The presence of a solid component, mural nodule, concurrent lesion, or thickened or enhancing cyst on imaging was associated with the presence of high-risk disease in both MD- and BD-IPMN. We combined these findings into a single variable (“solid component/mural nodule”) as previous studies have documented the difficulty in distinguishing between these features.16 As part of a study by Do et al. investigating interobserver agreement, four independent radiologists reviewed pancreatic protocol CT studies for 84 patients who had undergone resection for IPMNs. They classified the lesion as main, branch, or mixed and provided their estimation of the presence of malignant features such as a solid component or a mural nodule. The study results showed that while the radiologists’ estimations of cyst size and MPD diameter were comparable, their assessment of malignant features was more variable. The authors suggested that these markers could be better determined as part of a tumor board conference where a consensus can be reached especially for factors that consensus guidelines have established as indications for resection.

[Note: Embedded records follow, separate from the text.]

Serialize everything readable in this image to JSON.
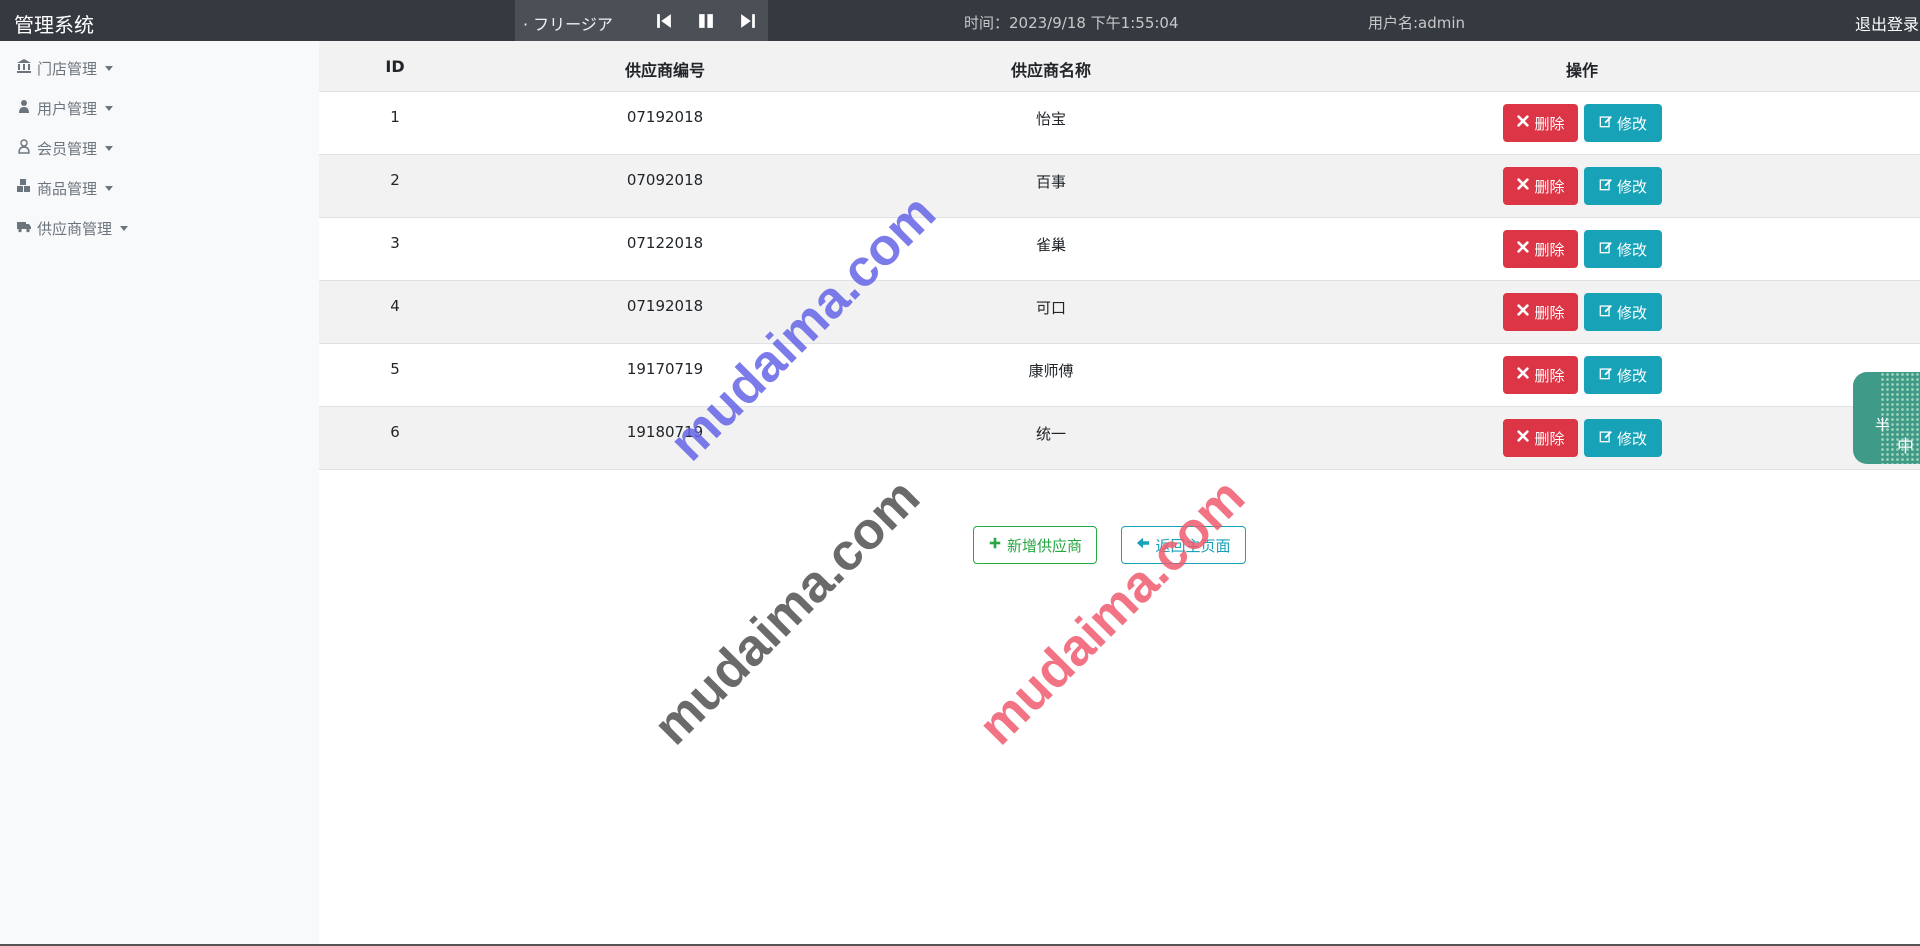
{
  "topbar": {
    "brand": "管理系统",
    "player": {
      "song": "· フリージア",
      "prev_icon": "skip-back-icon",
      "pause_icon": "pause-icon",
      "next_icon": "skip-forward-icon"
    },
    "time": "时间：2023/9/18 下午1:55:04",
    "user": "用户名:admin",
    "logout": "退出登录"
  },
  "sidebar": {
    "items": [
      {
        "label": "门店管理",
        "icon": "bank-icon"
      },
      {
        "label": "用户管理",
        "icon": "user-icon"
      },
      {
        "label": "会员管理",
        "icon": "user-outline-icon"
      },
      {
        "label": "商品管理",
        "icon": "cubes-icon"
      },
      {
        "label": "供应商管理",
        "icon": "truck-icon"
      }
    ]
  },
  "table": {
    "headers": [
      "ID",
      "供应商编号",
      "供应商名称",
      "操作"
    ],
    "rows": [
      {
        "id": "1",
        "code": "07192018",
        "name": "怡宝"
      },
      {
        "id": "2",
        "code": "07092018",
        "name": "百事"
      },
      {
        "id": "3",
        "code": "07122018",
        "name": "雀巢"
      },
      {
        "id": "4",
        "code": "07192018",
        "name": "可口"
      },
      {
        "id": "5",
        "code": "19170719",
        "name": "康师傅"
      },
      {
        "id": "6",
        "code": "19180719",
        "name": "统一"
      }
    ],
    "delete_label": "删除",
    "edit_label": "修改"
  },
  "actions": {
    "add_label": "新增供应商",
    "back_label": "返回主页面"
  },
  "watermark": "mudaima.com",
  "widget": {
    "char1": "半",
    "char2": "中"
  },
  "colors": {
    "danger": "#dc3545",
    "info": "#17a2b8",
    "success": "#28a745",
    "topbar": "#343a40"
  }
}
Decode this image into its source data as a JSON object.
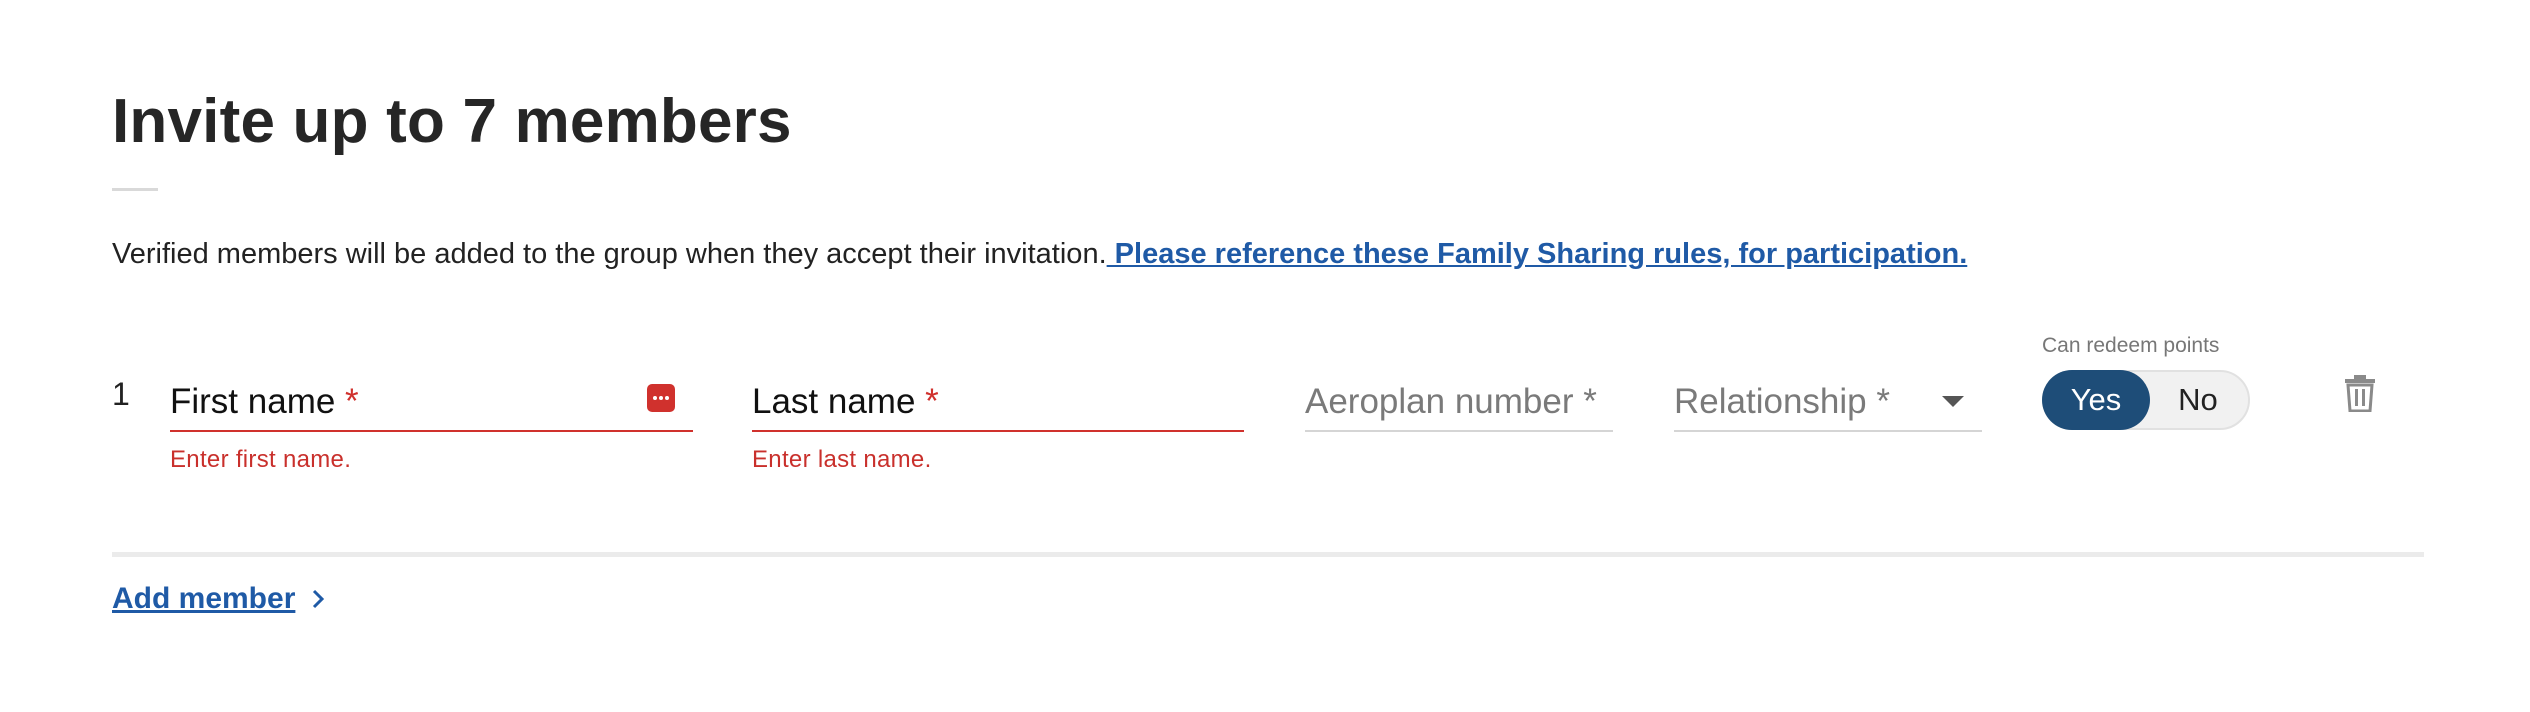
{
  "page": {
    "title": "Invite up to 7 members",
    "intro_text": "Verified members will be added to the group when they accept their invitation.",
    "intro_link": " Please reference these Family Sharing rules, for participation."
  },
  "member_row": {
    "index": "1",
    "first_name": {
      "label": "First name",
      "required_mark": "*",
      "error": "Enter first name."
    },
    "last_name": {
      "label": "Last name",
      "required_mark": "*",
      "error": "Enter last name."
    },
    "aeroplan_number": {
      "label": "Aeroplan number *"
    },
    "relationship": {
      "label": "Relationship *"
    },
    "redeem": {
      "label": "Can redeem points",
      "yes": "Yes",
      "no": "No",
      "selected": "Yes"
    }
  },
  "actions": {
    "add_member": "Add member"
  },
  "colors": {
    "accent_blue": "#1f5aa6",
    "toggle_active": "#1e4d78",
    "error_red": "#d0312d"
  },
  "icons": [
    "autofill-menu-icon",
    "dropdown-caret-icon",
    "trash-icon",
    "chevron-right-icon"
  ]
}
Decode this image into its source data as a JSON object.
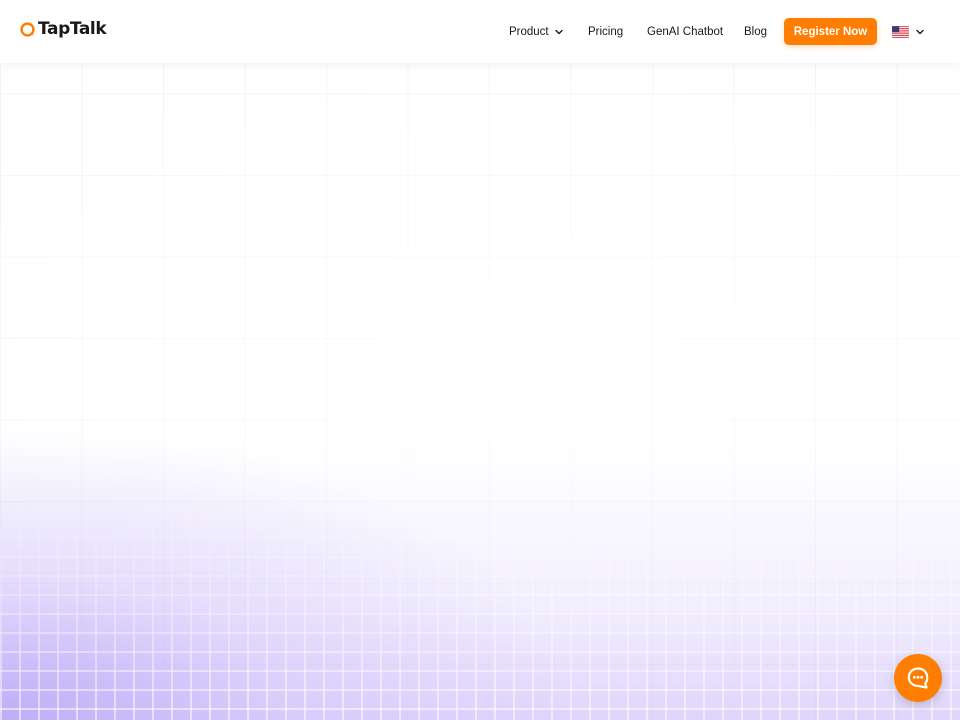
{
  "brand": {
    "name": "TapTalk",
    "logo_icon": "chat-bubble-logo-icon",
    "accent_color": "#ff7d00"
  },
  "nav": {
    "items": [
      {
        "label": "Product",
        "has_dropdown": true
      },
      {
        "label": "Pricing",
        "has_dropdown": false
      },
      {
        "label": "GenAI Chatbot",
        "has_dropdown": false
      },
      {
        "label": "Blog",
        "has_dropdown": false
      }
    ],
    "cta_label": "Register Now",
    "language": {
      "icon": "us-flag-icon",
      "has_dropdown": true
    }
  },
  "chat_launcher": {
    "icon": "chat-bubble-icon"
  },
  "theme": {
    "hero_glow_color": "#b4a0f5",
    "header_bg": "#ffffff",
    "text_color": "#191919"
  }
}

Jaundice is considered a marker of high-risk disease in patients with a cystic lesion of the head of the pancreas. The ICG2012 recommend resection in such cases.4 Similarly, in our study, jaundice was found to be a very strong predictor of high-risk disease. For MD and BD patients who presented with a history of jaundice, 37/37 (100%) and 20/21 (95%) of patients were found to have high-risk disease following resection, respectively. (The single low-risk patient with a history of jaundice also had prior episodes of biliary stricture and cholangitis which we believe to be the cause of his symptom.) Our model automatically assigns a predicted probability of high-risk disease of 1 to these patients and excludes them from the logistic regression analysis, allowing us to more accurately measure associations between the remaining factors and high-risk disease. Therefore, our model agrees with previously published guidelines stating that patients with jaundice should undergo resection.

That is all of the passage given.